Analysis of several biological experiments at Illinois will also be used to gauge performance. Cell and developmental biologist Lisa Stubbs, along with Sinha and Robinson, will use KnowEnG in a project investigating the relationship between gene regulation and social behavior in animal models and humans. Stubbs is also the leader of the Gene Networks of Developmental and Neural Plasticity Research Theme at the IGB, which is the official host of the Center.
Microbiologist Bill Metcalf, leader of the IGB’s Mining Microbial Genomes Research Theme, will work with Sinha to improve the ability to draw relationships between an organism’s genome sequence and its physical characteristics, providing a major plank of the evaluation strategy for the KnowEnG system.
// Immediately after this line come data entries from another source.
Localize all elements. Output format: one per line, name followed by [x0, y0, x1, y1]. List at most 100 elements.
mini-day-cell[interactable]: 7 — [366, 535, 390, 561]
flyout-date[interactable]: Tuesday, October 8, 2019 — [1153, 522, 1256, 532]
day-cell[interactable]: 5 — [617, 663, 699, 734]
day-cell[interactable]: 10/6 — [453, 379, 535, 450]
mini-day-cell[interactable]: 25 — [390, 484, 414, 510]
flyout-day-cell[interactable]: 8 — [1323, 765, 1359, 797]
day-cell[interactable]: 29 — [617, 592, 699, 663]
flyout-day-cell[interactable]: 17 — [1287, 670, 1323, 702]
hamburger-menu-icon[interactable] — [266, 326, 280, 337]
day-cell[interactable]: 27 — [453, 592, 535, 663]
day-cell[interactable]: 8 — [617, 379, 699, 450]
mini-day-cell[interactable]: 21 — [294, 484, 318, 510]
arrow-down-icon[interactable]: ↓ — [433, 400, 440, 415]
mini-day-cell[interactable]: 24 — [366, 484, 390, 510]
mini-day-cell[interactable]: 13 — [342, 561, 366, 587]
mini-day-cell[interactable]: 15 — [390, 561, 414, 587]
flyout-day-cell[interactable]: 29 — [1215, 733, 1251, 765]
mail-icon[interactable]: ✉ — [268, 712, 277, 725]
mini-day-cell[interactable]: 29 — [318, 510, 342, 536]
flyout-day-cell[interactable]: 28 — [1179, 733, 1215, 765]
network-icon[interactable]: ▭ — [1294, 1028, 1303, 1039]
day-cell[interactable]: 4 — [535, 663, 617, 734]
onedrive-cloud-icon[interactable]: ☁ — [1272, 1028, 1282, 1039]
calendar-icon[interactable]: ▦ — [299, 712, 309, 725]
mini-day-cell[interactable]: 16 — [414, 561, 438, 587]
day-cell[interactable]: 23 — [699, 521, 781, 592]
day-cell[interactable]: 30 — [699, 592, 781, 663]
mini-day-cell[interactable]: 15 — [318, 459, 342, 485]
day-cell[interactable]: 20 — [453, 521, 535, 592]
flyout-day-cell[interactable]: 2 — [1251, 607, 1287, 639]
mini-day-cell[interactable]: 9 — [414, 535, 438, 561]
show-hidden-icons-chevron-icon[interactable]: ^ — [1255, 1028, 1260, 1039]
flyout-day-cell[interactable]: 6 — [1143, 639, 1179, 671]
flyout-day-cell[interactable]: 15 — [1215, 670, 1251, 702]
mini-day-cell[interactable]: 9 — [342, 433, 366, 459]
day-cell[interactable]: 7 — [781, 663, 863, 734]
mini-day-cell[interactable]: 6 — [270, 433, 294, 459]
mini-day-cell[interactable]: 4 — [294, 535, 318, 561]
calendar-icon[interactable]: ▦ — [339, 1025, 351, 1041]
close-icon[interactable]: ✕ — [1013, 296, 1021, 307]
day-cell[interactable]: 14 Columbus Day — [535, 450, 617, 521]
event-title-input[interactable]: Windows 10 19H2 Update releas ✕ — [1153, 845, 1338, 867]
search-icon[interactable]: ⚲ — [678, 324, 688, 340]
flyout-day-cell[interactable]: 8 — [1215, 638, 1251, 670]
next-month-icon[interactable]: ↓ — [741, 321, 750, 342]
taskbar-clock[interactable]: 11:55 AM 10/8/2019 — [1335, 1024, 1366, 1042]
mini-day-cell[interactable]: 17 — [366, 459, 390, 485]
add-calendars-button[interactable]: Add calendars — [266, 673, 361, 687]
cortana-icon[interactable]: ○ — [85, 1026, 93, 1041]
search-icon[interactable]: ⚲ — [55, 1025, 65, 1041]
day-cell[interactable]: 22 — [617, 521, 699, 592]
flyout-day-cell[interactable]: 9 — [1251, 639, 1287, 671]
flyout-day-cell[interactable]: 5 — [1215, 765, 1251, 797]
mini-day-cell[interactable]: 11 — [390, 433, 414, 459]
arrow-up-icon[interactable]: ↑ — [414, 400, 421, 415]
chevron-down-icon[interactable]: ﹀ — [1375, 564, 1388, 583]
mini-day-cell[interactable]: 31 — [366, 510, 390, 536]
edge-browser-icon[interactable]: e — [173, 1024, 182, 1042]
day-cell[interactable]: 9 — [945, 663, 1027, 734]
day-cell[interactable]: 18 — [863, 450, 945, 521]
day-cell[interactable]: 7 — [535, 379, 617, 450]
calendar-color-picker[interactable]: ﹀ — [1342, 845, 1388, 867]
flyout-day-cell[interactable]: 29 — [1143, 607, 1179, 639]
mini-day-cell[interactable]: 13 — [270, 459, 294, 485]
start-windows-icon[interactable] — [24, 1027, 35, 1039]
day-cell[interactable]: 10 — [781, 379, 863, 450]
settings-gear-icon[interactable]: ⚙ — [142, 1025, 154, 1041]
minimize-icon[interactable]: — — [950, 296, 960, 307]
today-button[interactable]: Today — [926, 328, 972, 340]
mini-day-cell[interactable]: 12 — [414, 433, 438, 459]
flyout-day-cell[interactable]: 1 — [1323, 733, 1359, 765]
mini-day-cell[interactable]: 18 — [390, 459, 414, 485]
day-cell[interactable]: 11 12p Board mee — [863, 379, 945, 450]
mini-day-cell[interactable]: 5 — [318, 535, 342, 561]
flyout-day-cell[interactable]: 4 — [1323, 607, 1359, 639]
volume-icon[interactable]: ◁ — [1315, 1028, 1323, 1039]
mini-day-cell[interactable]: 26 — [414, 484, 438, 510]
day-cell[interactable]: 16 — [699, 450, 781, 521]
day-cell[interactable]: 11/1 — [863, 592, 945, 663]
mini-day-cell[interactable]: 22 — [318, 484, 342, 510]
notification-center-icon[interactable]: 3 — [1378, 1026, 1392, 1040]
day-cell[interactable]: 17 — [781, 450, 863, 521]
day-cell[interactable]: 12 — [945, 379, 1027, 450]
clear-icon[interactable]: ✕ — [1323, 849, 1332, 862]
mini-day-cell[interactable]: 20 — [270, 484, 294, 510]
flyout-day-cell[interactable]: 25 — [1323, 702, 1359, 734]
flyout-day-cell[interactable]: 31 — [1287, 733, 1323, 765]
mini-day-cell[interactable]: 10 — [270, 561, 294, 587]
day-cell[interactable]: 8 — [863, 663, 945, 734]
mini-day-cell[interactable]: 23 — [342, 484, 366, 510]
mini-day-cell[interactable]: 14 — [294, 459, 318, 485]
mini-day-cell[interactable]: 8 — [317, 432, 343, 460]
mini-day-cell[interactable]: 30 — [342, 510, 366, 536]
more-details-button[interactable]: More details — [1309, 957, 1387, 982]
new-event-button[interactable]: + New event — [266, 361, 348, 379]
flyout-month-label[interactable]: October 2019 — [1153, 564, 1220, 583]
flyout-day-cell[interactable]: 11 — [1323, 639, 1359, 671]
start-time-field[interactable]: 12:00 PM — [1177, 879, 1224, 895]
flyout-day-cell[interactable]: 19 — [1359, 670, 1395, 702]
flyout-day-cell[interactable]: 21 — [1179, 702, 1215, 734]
The Center also represents another step forward for Illinois’ CompGen Initiative, a campus effort led by the Coordinated Science Laboratory and the IGB whose goal is to forge new connections between expertise in information technology and biological Big Data.
“Receiving this NIH BD2K Center of Excellence award from NIH is another feather in the cap of the CompGen Initiative,” said IGB Director Gene Robinson. “CompGen has enabled over 50 computer scientists, computer engineers, bioinformaticians and genomic biologists to come together and forge the close collaborative relationships necessary to spark the brilliant ideas that animate the proposal.”
Altogether, the project promises both incredible intellectual challenges, and the possibility of great advances in genomics and Big Data.
“There's a lot to do, and obvious challenges to overcome, and we’re looking forward to those challenges,” said Sinha. “What I'm most excited about is the actual possibility that this could be a tool which everybody uses in the world.”